In the fully general case, it’s possible that one satisfies (1) and the other satisfies (2), but that’s not difficult to resolve using this general approach.

This code explicitly handles our z = A + B case. We can use the same process to create a function that generally linearizes any expression tree by recursively calling into itself. But before we do that, let's talk a bit about expression visitors.

Expression Visitors

In C#, whenever you’re performing some kind of generalized operation over an expression tree, you probably want to use an expression visitor. The builtin C# class ExpressionVisitor uses the visitor pattern to visit all the expressions that are children or descendants of a given expression tree. By inheriting this class and overriding functions specific to the expression types we're concerned with, we can modify the expression tree or perform some statistical analysis on it.

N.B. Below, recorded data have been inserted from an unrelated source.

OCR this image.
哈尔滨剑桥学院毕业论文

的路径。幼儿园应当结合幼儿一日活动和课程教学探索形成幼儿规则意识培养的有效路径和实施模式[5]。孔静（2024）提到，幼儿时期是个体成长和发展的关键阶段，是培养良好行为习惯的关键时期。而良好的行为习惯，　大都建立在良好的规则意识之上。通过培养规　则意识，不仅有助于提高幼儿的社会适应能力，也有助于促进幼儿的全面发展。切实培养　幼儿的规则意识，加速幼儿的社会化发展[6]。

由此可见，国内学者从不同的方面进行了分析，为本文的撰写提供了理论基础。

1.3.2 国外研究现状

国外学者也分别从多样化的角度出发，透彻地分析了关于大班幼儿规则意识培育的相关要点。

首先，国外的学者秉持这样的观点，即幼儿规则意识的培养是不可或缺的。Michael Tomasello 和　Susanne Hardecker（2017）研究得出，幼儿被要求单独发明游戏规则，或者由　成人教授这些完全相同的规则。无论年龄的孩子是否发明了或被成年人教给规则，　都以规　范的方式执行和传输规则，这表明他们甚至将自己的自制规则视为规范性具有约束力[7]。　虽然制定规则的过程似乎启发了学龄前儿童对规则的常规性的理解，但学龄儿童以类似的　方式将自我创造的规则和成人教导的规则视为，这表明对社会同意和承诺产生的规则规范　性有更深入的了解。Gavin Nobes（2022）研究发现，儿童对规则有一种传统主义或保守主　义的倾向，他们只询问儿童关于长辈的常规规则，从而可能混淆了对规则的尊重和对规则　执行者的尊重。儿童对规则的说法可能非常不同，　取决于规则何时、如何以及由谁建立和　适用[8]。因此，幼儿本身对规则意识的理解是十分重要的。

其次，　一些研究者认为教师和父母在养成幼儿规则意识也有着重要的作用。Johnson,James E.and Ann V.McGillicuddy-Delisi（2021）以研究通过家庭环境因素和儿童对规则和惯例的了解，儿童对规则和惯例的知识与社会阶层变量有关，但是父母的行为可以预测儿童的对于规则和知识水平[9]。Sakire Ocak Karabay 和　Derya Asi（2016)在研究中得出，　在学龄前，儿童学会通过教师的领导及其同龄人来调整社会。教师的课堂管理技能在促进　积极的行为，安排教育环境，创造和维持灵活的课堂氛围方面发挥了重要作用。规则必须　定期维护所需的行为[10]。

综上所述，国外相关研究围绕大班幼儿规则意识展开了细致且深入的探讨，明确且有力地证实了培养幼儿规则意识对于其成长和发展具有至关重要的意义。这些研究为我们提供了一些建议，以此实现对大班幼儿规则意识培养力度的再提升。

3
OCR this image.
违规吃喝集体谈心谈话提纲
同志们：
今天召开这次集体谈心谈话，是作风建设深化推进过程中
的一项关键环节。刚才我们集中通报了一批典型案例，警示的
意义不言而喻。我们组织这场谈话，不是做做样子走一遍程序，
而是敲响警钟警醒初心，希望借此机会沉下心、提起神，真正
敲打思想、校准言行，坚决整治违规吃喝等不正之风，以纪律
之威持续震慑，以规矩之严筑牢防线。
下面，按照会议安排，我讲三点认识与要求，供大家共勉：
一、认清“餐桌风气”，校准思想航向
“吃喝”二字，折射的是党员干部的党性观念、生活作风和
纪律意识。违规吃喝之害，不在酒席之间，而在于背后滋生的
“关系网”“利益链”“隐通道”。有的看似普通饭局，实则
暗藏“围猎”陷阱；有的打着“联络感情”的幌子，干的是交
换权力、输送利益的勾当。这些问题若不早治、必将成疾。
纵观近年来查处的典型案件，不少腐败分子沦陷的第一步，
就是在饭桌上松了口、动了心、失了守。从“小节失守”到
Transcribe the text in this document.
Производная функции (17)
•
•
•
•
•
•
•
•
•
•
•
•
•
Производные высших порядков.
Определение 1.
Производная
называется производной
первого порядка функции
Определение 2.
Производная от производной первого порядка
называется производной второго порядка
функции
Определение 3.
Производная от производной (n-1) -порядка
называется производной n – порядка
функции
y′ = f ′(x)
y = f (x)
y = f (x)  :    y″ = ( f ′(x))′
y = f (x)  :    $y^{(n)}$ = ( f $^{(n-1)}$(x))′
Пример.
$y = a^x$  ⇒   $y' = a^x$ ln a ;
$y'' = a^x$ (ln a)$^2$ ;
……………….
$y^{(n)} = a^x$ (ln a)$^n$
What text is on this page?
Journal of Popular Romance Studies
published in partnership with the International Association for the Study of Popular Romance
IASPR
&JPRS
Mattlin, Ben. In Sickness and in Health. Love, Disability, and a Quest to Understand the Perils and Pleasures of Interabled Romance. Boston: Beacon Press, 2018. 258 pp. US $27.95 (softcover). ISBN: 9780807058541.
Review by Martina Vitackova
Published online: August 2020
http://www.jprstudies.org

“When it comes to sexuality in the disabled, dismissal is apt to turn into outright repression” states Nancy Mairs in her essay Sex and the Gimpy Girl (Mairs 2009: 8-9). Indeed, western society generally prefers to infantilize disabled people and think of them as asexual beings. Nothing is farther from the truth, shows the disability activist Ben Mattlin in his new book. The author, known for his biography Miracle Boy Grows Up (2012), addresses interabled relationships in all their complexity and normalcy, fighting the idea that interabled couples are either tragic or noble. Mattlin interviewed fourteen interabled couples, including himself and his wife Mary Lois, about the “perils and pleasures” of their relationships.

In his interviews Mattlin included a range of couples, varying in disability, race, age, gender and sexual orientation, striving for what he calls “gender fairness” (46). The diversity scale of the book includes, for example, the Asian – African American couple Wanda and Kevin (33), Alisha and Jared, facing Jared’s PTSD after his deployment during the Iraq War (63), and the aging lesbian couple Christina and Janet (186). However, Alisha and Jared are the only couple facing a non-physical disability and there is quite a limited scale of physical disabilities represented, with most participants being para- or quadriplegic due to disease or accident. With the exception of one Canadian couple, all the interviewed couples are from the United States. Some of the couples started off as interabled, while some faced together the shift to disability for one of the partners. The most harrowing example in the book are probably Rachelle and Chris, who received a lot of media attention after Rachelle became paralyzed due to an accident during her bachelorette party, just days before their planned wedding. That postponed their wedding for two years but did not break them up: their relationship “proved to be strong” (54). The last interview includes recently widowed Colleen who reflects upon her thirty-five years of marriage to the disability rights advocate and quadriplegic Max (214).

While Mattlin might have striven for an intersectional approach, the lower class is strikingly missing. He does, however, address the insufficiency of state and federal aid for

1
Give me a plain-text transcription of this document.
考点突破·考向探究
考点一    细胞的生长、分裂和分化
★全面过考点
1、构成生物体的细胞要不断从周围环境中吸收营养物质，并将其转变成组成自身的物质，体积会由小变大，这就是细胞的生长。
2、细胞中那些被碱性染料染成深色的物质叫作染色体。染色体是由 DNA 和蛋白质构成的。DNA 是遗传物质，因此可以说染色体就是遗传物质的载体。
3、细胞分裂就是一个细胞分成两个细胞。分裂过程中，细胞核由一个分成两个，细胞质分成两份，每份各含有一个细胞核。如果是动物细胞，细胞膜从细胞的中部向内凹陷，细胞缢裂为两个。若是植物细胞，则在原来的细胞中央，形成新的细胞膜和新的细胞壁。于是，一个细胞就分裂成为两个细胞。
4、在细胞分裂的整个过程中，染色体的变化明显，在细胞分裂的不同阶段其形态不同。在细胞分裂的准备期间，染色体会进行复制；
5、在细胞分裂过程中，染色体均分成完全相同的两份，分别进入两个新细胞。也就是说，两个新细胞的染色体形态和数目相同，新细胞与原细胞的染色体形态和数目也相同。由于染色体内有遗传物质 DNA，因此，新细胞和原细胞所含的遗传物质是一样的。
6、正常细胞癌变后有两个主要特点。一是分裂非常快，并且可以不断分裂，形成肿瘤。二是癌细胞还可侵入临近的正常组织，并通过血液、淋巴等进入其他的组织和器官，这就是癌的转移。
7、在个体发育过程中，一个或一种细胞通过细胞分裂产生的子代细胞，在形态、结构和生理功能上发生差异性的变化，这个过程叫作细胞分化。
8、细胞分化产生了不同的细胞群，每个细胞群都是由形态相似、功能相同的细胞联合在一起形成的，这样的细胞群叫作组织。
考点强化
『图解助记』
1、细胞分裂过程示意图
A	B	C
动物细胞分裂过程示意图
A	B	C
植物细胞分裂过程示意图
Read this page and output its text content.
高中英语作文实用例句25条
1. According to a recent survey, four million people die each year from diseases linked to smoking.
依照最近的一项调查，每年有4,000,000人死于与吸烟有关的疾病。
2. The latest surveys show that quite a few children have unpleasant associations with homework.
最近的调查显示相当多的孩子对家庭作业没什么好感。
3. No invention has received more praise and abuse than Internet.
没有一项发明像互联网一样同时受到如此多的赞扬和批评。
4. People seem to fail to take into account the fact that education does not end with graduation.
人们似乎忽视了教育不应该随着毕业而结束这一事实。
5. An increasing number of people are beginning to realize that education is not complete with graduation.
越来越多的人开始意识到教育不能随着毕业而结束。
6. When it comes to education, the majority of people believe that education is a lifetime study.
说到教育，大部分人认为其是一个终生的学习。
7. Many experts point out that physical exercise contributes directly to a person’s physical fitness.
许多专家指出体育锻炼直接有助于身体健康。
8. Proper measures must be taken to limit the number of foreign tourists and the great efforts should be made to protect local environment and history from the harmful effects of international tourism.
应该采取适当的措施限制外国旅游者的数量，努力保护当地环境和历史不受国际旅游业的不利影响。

Here’s an example: let’s say we wanted to create a visitor that increases any integer constants by 1, so the expression (1 + (2 * 3)) would turn into (2 + (3 * 4)). In this case, we only need to modify the handling for ConstantExpression, so we could write:

class ModifyConstVisitor : ExpressionVisitor {
protected override Expression VisitConstant(ConstantExpression node) {
if (node.Value is int i)
return Expression.Constant(i + 1);
else
//No changes
return node;
}
}

var modifiedExpression = new ModifyConstVisitor().Visit(myExpression);

The base class handling in ExpressionVisitor.Visit() receives an expression tree of any type, then delegates it to the appropriate type-specific method. Its default handling for the type-specific method is simply to call Visit() on all the children of that expression tree and reconstruct the expression tree. As a result, even if the constants in myExpression are not at the top level-- like the 2 and 3 in (1 + (2 * 3))-- they get visited by ExpressionVisitor.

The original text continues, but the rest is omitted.